One half was still showing the spotlights and the fog and the dark, choppy waters under the bridge. The other half, a montage of recent clippings from the tabloids. A pack of paparazzi, standing on ladders with long-lenses outside the wrought-iron gates of a private rehab clinic. Cutting to Face in striped pyjamas, sitting on a sofa for a photo shoot, his head shaved, his forearm lined with tidy horizontal scars, his cheekbones sharp enough to poke through the skin.
‘I’m surprised no one tried to stop him.’ Catrin was pointing at the scars on Face’s arm. ‘Self-harming. In and out of clinics for depression, starving himself. The classic tells of a suicide plastered over the red-tops for months, but no one tries to stop the bloke going for the exit.’
She saw Rhys was pointing at the image of the press outside the private clinic. ‘They may be barking up the wrong tree there. That wasn’t one of the clinics he attended. Face was always a very private man.’
She glanced down at Rhys but he wasn’t looking up at her. ‘Maybe Face should have gone to a clinic. Maybe that would have saved him. Looks like the bloke was completely out of control,’ she said.
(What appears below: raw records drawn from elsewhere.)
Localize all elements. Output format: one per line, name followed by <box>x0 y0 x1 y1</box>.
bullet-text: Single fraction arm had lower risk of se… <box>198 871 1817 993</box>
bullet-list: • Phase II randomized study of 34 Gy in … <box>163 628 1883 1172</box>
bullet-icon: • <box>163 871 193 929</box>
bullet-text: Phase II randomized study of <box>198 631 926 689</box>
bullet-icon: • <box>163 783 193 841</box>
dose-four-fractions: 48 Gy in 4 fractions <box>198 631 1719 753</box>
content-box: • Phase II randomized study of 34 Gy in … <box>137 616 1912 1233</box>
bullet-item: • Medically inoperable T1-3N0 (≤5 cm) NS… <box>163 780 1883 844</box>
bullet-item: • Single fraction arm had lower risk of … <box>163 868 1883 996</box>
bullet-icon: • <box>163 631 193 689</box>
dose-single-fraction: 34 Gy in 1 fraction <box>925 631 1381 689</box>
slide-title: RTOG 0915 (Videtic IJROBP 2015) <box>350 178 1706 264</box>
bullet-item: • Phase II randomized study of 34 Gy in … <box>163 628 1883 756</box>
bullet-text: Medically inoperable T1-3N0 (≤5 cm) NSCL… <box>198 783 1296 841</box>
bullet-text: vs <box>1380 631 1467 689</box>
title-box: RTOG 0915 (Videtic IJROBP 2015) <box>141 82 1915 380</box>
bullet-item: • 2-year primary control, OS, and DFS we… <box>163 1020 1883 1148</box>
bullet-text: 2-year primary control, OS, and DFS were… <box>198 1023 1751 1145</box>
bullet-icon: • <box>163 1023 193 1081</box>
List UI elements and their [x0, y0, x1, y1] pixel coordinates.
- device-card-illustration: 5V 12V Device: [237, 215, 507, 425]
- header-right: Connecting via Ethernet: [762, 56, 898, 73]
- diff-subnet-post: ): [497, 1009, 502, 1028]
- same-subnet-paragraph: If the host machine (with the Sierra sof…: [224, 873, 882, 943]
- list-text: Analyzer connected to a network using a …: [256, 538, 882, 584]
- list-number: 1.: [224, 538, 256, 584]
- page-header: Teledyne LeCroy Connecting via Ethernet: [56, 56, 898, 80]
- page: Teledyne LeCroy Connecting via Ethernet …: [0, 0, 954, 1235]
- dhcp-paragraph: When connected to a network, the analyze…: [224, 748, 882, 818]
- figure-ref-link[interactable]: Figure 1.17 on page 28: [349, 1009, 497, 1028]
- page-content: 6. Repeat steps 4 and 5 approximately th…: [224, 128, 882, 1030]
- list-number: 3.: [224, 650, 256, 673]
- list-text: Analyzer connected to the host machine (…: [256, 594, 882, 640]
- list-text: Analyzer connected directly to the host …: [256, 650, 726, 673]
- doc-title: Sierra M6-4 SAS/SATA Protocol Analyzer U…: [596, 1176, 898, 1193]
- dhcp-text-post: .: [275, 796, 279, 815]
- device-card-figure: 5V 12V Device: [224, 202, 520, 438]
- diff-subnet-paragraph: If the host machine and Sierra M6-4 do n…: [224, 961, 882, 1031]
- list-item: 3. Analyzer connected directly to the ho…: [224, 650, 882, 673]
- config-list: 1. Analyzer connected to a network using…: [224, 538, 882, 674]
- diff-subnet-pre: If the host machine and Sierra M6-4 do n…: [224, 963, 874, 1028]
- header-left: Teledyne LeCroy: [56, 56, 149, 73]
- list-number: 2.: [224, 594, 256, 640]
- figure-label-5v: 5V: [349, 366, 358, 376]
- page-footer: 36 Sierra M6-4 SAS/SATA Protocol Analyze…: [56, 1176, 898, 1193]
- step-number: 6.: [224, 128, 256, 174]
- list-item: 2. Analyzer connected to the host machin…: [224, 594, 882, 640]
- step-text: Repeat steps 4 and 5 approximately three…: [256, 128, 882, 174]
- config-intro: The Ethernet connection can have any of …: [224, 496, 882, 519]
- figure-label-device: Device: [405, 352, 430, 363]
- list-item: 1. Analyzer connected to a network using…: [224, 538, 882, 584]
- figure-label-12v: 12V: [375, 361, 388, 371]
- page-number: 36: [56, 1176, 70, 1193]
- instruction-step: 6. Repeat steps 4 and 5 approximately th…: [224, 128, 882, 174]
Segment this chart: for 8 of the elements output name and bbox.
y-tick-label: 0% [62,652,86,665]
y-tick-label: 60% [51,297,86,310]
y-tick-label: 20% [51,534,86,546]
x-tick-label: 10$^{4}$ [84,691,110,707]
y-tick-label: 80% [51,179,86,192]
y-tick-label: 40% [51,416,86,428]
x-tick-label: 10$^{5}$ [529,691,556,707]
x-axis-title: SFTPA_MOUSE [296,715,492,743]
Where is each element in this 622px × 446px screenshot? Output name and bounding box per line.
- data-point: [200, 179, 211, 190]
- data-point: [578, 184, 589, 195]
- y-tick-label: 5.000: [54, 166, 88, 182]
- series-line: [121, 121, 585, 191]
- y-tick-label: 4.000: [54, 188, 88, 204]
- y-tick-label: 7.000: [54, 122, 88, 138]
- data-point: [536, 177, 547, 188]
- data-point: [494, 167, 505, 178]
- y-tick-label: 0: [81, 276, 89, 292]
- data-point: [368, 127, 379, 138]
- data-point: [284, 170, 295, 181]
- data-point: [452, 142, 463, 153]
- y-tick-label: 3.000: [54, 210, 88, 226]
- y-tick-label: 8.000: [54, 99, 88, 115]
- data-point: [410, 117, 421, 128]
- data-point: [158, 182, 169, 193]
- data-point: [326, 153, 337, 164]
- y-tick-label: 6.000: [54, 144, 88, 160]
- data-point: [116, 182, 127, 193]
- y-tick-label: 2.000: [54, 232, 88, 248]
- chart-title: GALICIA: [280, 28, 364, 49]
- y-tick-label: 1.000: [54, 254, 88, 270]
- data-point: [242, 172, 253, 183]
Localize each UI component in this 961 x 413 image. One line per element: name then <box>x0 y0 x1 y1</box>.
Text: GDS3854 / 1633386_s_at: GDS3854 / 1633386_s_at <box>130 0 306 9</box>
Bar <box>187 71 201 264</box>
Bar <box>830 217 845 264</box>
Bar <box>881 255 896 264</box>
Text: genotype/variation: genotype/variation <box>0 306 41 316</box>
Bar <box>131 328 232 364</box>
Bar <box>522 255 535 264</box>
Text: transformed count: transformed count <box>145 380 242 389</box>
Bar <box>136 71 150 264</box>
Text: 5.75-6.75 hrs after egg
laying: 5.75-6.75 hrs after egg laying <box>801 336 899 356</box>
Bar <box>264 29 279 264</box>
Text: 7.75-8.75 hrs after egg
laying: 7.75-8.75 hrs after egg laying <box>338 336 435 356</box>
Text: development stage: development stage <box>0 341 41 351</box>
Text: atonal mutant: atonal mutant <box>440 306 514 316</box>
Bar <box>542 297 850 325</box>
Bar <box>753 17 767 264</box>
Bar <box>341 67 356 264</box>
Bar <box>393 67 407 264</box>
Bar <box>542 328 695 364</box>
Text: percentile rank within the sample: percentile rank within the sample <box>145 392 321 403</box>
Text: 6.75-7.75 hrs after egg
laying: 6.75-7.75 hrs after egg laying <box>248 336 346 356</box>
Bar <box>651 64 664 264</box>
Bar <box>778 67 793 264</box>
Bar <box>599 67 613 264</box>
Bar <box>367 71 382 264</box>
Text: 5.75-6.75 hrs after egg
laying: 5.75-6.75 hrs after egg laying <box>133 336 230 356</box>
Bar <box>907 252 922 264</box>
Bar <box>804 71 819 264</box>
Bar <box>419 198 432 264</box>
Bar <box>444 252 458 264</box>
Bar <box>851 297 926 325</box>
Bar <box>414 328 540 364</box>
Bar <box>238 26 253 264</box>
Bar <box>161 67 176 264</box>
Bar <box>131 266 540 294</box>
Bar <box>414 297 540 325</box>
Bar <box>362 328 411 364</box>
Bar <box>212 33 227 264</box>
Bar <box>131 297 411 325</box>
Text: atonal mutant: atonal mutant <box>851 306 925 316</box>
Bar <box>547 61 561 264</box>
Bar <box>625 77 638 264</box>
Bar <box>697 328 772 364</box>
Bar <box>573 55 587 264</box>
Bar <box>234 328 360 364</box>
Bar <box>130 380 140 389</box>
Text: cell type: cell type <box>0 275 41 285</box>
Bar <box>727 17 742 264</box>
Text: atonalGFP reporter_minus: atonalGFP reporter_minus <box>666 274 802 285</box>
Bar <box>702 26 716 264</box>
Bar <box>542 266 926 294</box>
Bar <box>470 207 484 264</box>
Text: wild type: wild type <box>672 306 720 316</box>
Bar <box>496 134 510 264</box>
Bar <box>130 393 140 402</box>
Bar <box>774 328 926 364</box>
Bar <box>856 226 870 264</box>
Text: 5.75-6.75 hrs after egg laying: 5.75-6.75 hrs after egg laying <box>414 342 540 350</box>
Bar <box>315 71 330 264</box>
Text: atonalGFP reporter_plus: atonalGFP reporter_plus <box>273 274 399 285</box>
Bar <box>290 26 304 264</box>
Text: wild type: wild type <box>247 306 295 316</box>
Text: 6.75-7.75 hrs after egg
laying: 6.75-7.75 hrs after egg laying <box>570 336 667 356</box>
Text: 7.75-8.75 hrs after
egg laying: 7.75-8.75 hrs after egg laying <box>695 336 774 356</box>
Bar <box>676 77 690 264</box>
‘You’re wrong, Face was never out of control. Everything he did was planned.’ Rhys was staring intently at the carpet, his fingers slowly moving over its blank surface. ‘This could’ve been some kind of stunt, maybe one that went wrong.’
‘But stunts weren’t Face’s style.’
‘No, you’re right, they weren’t. Face had the balls to cut himself on stage, why not finish it there. Instead he drives down to the bridge.’